When:
Friday, March 31, 2023
12:00 PM - 1:30 PM CT
Where: Scott Hall, 212, 601 University Place, Evanston, IL 60208 map it
Audience: Faculty/Staff - Student - Graduate Students
Contact:
Ariel Sowers
(847) 491-7454
Group: Department of Political Science
Category: Academic
Please join the International Relations Speaker Series as they host Rachel Myrick, Assistant Professor of Political Science at Duke University.
Abstract: When is a state’s reputation “transferable” across entirely separate international crises? This project links academic debates about reputation and resolve in international politics to a contested policy debate about U.S. response to Russian aggression in Ukraine. We explore whether the U.S. government’s response to an ongoing conflict—the Russian invasion of Ukraine—impacts how the Chinese public assesses China’s relationship with Taiwan. We propose a theory of Transferability of Reputation (ToR) consisting of three assumptions. First, a defender’s response to a crisis must lead a new potential challenger to update their assessment of the defender’s reputation (reputation formation). Second, the new challenger must see the current crisis as highly comparable to a future crisis (situational comparability). Third, the new challenger must change its preferences in anticipation of the defender’s actions (adversary-oriented decision-making). In a survey experiment fielded in China in March 2022, we frame the initial U.S. response to Russian aggression as either “weak” or “strong.” A “strong” frame improves the U.S. government’s general reputation for resolve. However, it only has a small impact on how the Chinese public anticipates the U.S. would respond in a future crisis with Taiwan, and no impact on public opinion about China’s policy towards Taiwan. We show that respondents have relatively fixed attitudes towards Taiwan, and they view the Russia-Ukraine crisis as dissimilar to a future hypothetical crisis between China and Taiwan. Our results demonstrate the limitations of claims about the transferability of a state’s reputation. These findings are important since arguments about U.S. credibility and reputation have historically been invoked to justify use of force in foreign affairs.

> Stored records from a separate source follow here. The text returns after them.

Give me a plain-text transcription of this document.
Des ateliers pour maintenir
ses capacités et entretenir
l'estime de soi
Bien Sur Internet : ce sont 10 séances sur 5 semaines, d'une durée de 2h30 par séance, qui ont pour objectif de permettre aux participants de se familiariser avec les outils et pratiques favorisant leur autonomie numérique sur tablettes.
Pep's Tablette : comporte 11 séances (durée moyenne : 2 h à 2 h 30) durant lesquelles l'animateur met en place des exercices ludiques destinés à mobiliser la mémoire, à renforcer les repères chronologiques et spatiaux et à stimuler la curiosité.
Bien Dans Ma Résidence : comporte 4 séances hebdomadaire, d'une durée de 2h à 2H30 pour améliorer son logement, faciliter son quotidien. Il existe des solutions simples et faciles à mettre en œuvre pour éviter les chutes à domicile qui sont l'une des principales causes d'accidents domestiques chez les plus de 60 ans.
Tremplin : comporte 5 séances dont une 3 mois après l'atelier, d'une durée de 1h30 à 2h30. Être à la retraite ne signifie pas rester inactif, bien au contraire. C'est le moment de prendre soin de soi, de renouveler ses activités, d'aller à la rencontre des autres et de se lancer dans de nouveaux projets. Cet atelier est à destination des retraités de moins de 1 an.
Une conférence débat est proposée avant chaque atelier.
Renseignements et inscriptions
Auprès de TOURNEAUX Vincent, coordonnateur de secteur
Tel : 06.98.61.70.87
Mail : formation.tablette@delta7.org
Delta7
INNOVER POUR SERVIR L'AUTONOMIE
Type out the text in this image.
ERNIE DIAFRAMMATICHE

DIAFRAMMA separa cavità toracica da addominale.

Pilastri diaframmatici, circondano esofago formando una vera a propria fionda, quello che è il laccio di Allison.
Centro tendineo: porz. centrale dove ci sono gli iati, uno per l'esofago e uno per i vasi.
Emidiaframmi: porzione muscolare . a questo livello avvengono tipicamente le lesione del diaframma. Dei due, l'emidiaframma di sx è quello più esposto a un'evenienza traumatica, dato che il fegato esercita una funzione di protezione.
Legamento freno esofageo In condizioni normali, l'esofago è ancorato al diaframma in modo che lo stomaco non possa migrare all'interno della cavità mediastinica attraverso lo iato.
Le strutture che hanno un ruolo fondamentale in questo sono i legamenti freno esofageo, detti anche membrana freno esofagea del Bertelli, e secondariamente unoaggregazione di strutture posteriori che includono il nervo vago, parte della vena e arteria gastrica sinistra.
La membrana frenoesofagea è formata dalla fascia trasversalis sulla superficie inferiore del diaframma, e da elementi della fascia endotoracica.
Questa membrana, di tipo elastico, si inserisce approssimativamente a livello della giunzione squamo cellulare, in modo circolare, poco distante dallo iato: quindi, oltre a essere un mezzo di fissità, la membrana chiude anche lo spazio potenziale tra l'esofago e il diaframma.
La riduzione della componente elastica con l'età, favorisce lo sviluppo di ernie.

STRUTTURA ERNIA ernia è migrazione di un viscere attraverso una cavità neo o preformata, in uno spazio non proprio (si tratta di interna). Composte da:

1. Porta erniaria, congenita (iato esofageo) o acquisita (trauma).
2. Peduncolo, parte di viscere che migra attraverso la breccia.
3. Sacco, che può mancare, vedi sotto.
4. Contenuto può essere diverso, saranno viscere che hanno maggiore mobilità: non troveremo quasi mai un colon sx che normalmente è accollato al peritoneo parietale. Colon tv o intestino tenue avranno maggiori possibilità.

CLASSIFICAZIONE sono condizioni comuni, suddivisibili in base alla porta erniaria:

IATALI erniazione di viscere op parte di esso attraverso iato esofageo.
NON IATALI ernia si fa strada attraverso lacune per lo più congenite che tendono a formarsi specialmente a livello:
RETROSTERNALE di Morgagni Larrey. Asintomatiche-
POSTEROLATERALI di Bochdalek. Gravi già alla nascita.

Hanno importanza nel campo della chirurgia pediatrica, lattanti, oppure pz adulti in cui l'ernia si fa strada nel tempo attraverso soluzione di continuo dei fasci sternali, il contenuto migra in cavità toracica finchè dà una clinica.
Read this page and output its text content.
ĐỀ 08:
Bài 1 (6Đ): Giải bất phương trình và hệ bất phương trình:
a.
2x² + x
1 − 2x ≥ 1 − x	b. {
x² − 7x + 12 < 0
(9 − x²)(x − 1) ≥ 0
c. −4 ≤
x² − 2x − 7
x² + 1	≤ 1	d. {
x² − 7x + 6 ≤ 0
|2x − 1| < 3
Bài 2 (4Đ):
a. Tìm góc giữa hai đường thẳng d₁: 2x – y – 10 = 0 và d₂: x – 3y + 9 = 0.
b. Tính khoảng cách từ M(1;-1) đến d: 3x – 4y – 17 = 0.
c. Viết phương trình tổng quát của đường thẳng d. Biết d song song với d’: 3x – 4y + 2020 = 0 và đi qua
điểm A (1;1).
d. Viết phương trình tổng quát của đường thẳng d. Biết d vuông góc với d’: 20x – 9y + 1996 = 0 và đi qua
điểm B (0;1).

Dr. Rachel Myrick is the Douglas and Ellen Lowey Assistant Professor of Political Science at Duke University. Her research explores how partisan polarization affects foreign policymaking in democratic states, with an emphasis on U.S. national security policy. More generally, Dr. Myrick is interested in the interplay between domestic and international politics in matters of security and conflict.